Mr. Poole has overstepped his bounds by stepping on the rights of others.  He should be shunned by the educational community.


"I was just doing my job" is not n excuse.

Persons who participate in society in a way that, while on an individual scale may seem relatively innocuous even to themselves, taken collectively create destructive and immoral systems in which they are actually complicit 
Hi inability to see how the lesson plan was wrong is preciously why he is a little Eichmann. He lacked the moral compass to see the religious persecution in the lesson plan

KennyPowersII topcommenter

Suspended by security for threatening the instructor. How could that be? That doesn't fit in with the rush to judgement reaction. I can hear crickets chirping.


You know, I'm not really up on those 15, I mean 10 Commandments.

But didn't Rotela break one when he lied?


Ahh so the truth comes out.  Want to bet FAUX wont correct themselves and will keep saying that kid was suspended for not participating?

fire.ant topcommenter

@briank1967 The point of the lesson was to understand the power of religious and other symbolism. No one was forced to participate.

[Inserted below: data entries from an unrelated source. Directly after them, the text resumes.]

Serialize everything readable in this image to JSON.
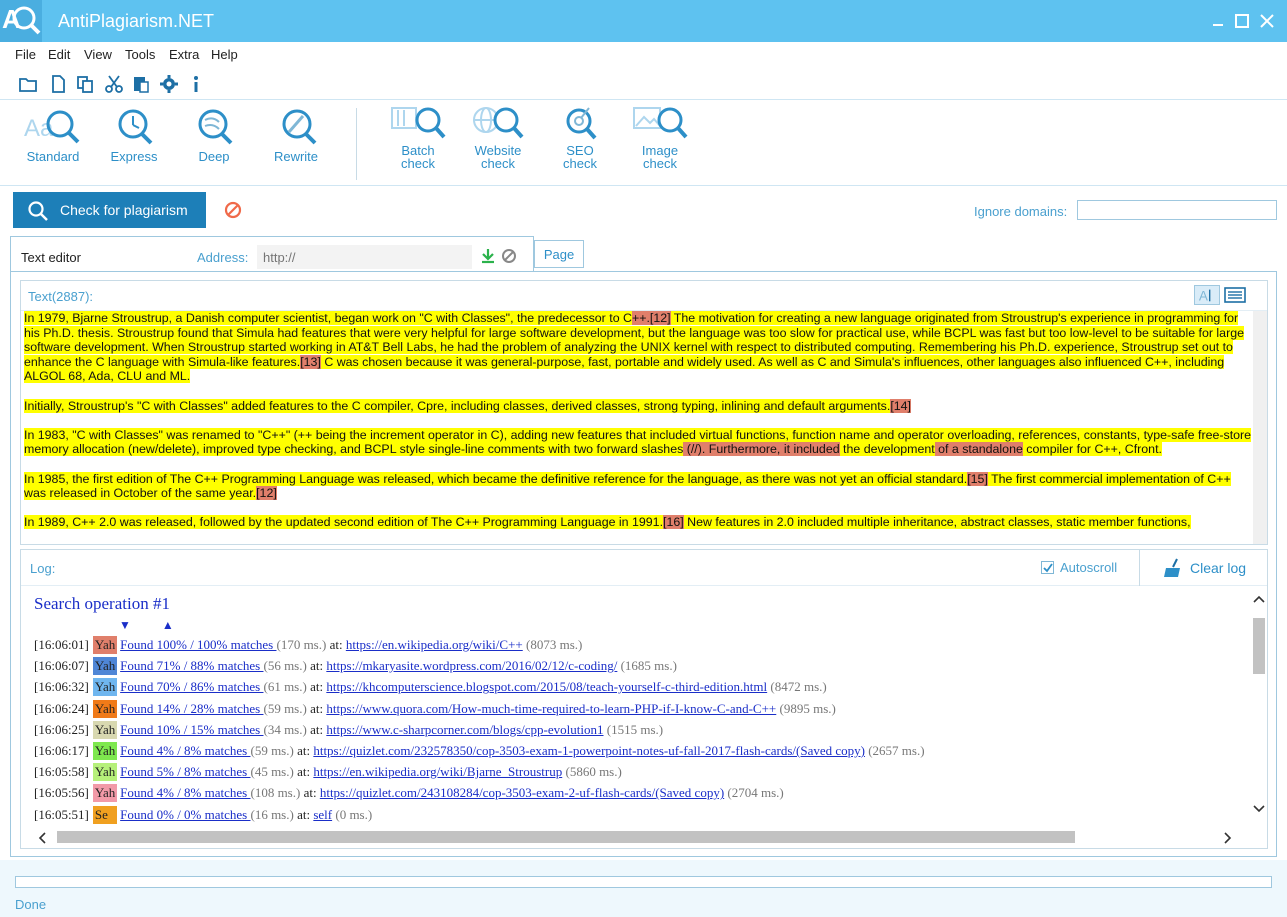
{
  "app": {
    "title": "AntiPlagiarism.NET"
  },
  "menu": [
    "File",
    "Edit",
    "View",
    "Tools",
    "Extra",
    "Help"
  ],
  "ribbon": {
    "standard": "Standard",
    "express": "Express",
    "deep": "Deep",
    "rewrite": "Rewrite",
    "batch": [
      "Batch",
      "check"
    ],
    "website": [
      "Website",
      "check"
    ],
    "seo": [
      "SEO",
      "check"
    ],
    "image": [
      "Image",
      "check"
    ]
  },
  "check_button": "Check for plagiarism",
  "ignore_domains": {
    "label": "Ignore domains:",
    "value": ""
  },
  "tabs": {
    "editor": "Text editor",
    "address_label": "Address:",
    "address_placeholder": "http://",
    "page": "Page"
  },
  "editor": {
    "count": "Text(2887):",
    "p1": [
      {
        "t": "In 1979, Bjarne Stroustrup, a Danish computer scientist, began work on \"C with Classes\", the predecessor to C",
        "c": "y"
      },
      {
        "t": "++.[12]",
        "c": "r"
      },
      {
        "t": " The motivation for creating a new language originated from Stroustrup's experience in programming for his Ph.D. thesis. Stroustrup found that Simula had features that were very helpful for large software development, but the language was too slow for practical use, while BCPL was fast but too low-level to be suitable for large software development. When Stroustrup started working in AT&T Bell Labs, he had the problem of analyzing the UNIX kernel with respect to distributed computing. Remembering his Ph.D. experience, Stroustrup set out to enhance the C language with Simula-like features.",
        "c": "y"
      },
      {
        "t": "[13]",
        "c": "r"
      },
      {
        "t": " C was chosen because it was general-purpose, fast, portable and widely used. As well as C and Simula's influences, other languages also influenced C++, including ALGOL 68, Ada, CLU and ML.",
        "c": "y"
      }
    ],
    "p2": [
      {
        "t": "Initially, Stroustrup's \"C with Classes\" added features to the C compiler, Cpre, including classes, derived classes, strong typing, inlining and default arguments.",
        "c": "y"
      },
      {
        "t": "[14]",
        "c": "r"
      }
    ],
    "p3": [
      {
        "t": "In 1983, \"C with Classes\" was renamed to \"C++\" (++ being the increment operator in C), adding new features that included virtual functions, function name and operator overloading, references, constants, type-safe free-store memory allocation (new/delete), improved type checking, and BCPL style single-line comments with two forward slashes",
        "c": "y"
      },
      {
        "t": " (//). Furthermore, it included",
        "c": "r"
      },
      {
        "t": " the development",
        "c": "y"
      },
      {
        "t": " of a standalone",
        "c": "r"
      },
      {
        "t": " compiler for C++, Cfront.",
        "c": "y"
      }
    ],
    "p4": [
      {
        "t": "In 1985, the first edition of The C++ Programming Language was released, which became the definitive reference for the language, as there was not yet an official standard.",
        "c": "y"
      },
      {
        "t": "[15]",
        "c": "r"
      },
      {
        "t": " The first commercial implementation of C++ was released in October of the same year.",
        "c": "y"
      },
      {
        "t": "[12]",
        "c": "r"
      }
    ],
    "p5": [
      {
        "t": "In 1989, C++ 2.0 was released, followed by the updated second edition of The C++ Programming Language in 1991.",
        "c": "y"
      },
      {
        "t": "[16]",
        "c": "r"
      },
      {
        "t": " New features in 2.0 included multiple inheritance, abstract classes, static member functions,",
        "c": "y"
      }
    ]
  },
  "log": {
    "label": "Log:",
    "autoscroll": "Autoscroll",
    "clear": "Clear log",
    "operation": "Search operation #1",
    "arrows": "▼ ▲",
    "entries": [
      {
        "time": "[16:06:01]",
        "engine": "Yah",
        "color": "#e07f6b",
        "found": "Found 100% / 100% matches ",
        "ms": "(170 ms.)",
        "url": "https://en.wikipedia.org/wiki/C++",
        "tail": "(8073 ms.)"
      },
      {
        "time": "[16:06:07]",
        "engine": "Yah",
        "color": "#4f86d6",
        "found": "Found 71% / 88% matches ",
        "ms": "(56 ms.)",
        "url": "https://mkaryasite.wordpress.com/2016/02/12/c-coding/",
        "tail": "(1685 ms.)"
      },
      {
        "time": "[16:06:32]",
        "engine": "Yah",
        "color": "#6fb6ef",
        "found": "Found 70% / 86% matches ",
        "ms": "(61 ms.)",
        "url": "https://khcomputerscience.blogspot.com/2015/08/teach-yourself-c-third-edition.html",
        "tail": "(8472 ms.)"
      },
      {
        "time": "[16:06:24]",
        "engine": "Yah",
        "color": "#f07a18",
        "found": "Found 14% / 28% matches ",
        "ms": "(59 ms.)",
        "url": "https://www.quora.com/How-much-time-required-to-learn-PHP-if-I-know-C-and-C++",
        "tail": "(9895 ms.)"
      },
      {
        "time": "[16:06:25]",
        "engine": "Yah",
        "color": "#d8d8b0",
        "found": "Found 10% / 15% matches ",
        "ms": "(34 ms.)",
        "url": "https://www.c-sharpcorner.com/blogs/cpp-evolution1",
        "tail": "(1515 ms.)"
      },
      {
        "time": "[16:06:17]",
        "engine": "Yah",
        "color": "#7ee84e",
        "found": "Found 4% / 8% matches ",
        "ms": "(59 ms.)",
        "url": "https://quizlet.com/232578350/cop-3503-exam-1-powerpoint-notes-uf-fall-2017-flash-cards/(Saved copy)",
        "tail": "(2657 ms.)"
      },
      {
        "time": "[16:05:58]",
        "engine": "Yah",
        "color": "#b6f07a",
        "found": "Found 5% / 8% matches ",
        "ms": "(45 ms.)",
        "url": "https://en.wikipedia.org/wiki/Bjarne_Stroustrup",
        "tail": "(5860 ms.)"
      },
      {
        "time": "[16:05:56]",
        "engine": "Yah",
        "color": "#f29aa8",
        "found": "Found 4% / 8% matches ",
        "ms": "(108 ms.)",
        "url": "https://quizlet.com/243108284/cop-3503-exam-2-uf-flash-cards/(Saved copy)",
        "tail": "(2704 ms.)"
      },
      {
        "time": "[16:05:51]",
        "engine": "Se",
        "color": "#f0a020",
        "found": "Found 0% / 0% matches ",
        "ms": "(16 ms.)",
        "url": "self",
        "tail": "(0 ms.)"
      }
    ]
  },
  "status": "Done",
  "colors": {
    "accent": "#5ec2f0",
    "button": "#1d7fb8",
    "highlight": "#ffff00",
    "match": "#e07f6b"
  }
}
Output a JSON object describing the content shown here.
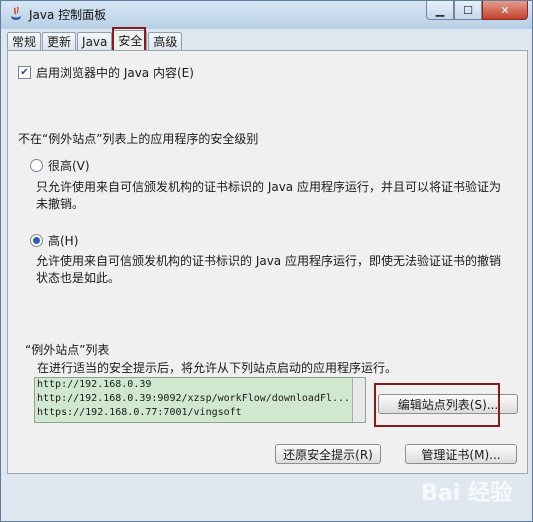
{
  "window": {
    "title": "Java 控制面板"
  },
  "tabs": [
    {
      "label": "常规"
    },
    {
      "label": "更新"
    },
    {
      "label": "Java"
    },
    {
      "label": "安全"
    },
    {
      "label": "高级"
    }
  ],
  "security": {
    "browser_checkbox_label": "启用浏览器中的 Java 内容(E)",
    "browser_checkbox_checked": true,
    "level_title": "不在“例外站点”列表上的应用程序的安全级别",
    "very_high": {
      "label": "很高(V)",
      "desc": "只允许使用来自可信颁发机构的证书标识的 Java 应用程序运行，并且可以将证书验证为未撤销。",
      "selected": false
    },
    "high": {
      "label": "高(H)",
      "desc": "允许使用来自可信颁发机构的证书标识的 Java 应用程序运行，即使无法验证证书的撤销状态也是如此。",
      "selected": true
    }
  },
  "exception_sites": {
    "title": "“例外站点”列表",
    "subtitle": "在进行适当的安全提示后，将允许从下列站点启动的应用程序运行。",
    "sites": [
      "http://192.168.0.39",
      "http://192.168.0.39:9092/xzsp/workFlow/downloadFl...",
      "https://192.168.0.77:7001/vingsoft"
    ],
    "edit_button": "编辑站点列表(S)..."
  },
  "bottom_buttons": {
    "restore_prompts": "还原安全提示(R)",
    "manage_certs": "管理证书(M)..."
  },
  "watermark": "Bai 经验"
}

@briank1967 This was nothing close to "religious persecution" but rather showing how we put so much power into a symbol, in this case the written name of Jesus.  Hell it could have been the name of someone in the class, but no, you jump straight into religious persecution.

Therefor you have proven the point.



 FAU has never said the kid was suspended for not participating. The only thing they've ever said is that nobody was suspended because they refused to participate in the exercise, which is absolutely true. The student threatened the professor, the prof. reported it as he should have and they suspended the student for violating University rules of conduct, right? All this came about because the kid committed an act that goes contrary to his Mormon upbringing, although the Mormons I know have a tendency to believe they're always right, especially when it comes to Christian doctrine. 

The Book of Mormon teaches that contention and anger are of the devil:

 "...neither shall there be disputations among you concerning the points of my doctrine, as there have hitherto been.

29 For verily, verily I say unto you, he that hath the spirit of contention is not of me, but is of the devil, who is the father of contention, and he stirreth up the hearts of men to contend with anger, one with another.

30 Behold, this is not my doctrine, to stir up the hearts of men with anger, one against another; but this is my doctrine, that such thingsshouldbe done away." 3rd Nephi, 11:28-30 

So if he hasn't done so already, according to his own church's teachings he should be confessing to his Bishop the sin of conspiring with the devil.


@smdrpepper @briank1967 

You don't see it as religious persecution but a lot of people do.  That's the point. The instructor lacked the skills to handle the situation.  He could have diffused the situation but failed to do so.  His supervisor could have diffused the situation, but again failed to do so.  If an instructor is going to introduce a potentially highly volatile teaching method, they should have the skills to diffuse it if it goes wrong.  He failed.  

The problem is rather than admit he was wrong, he is trying to use the excuse -"It was in the lesson plan". I was just following orders!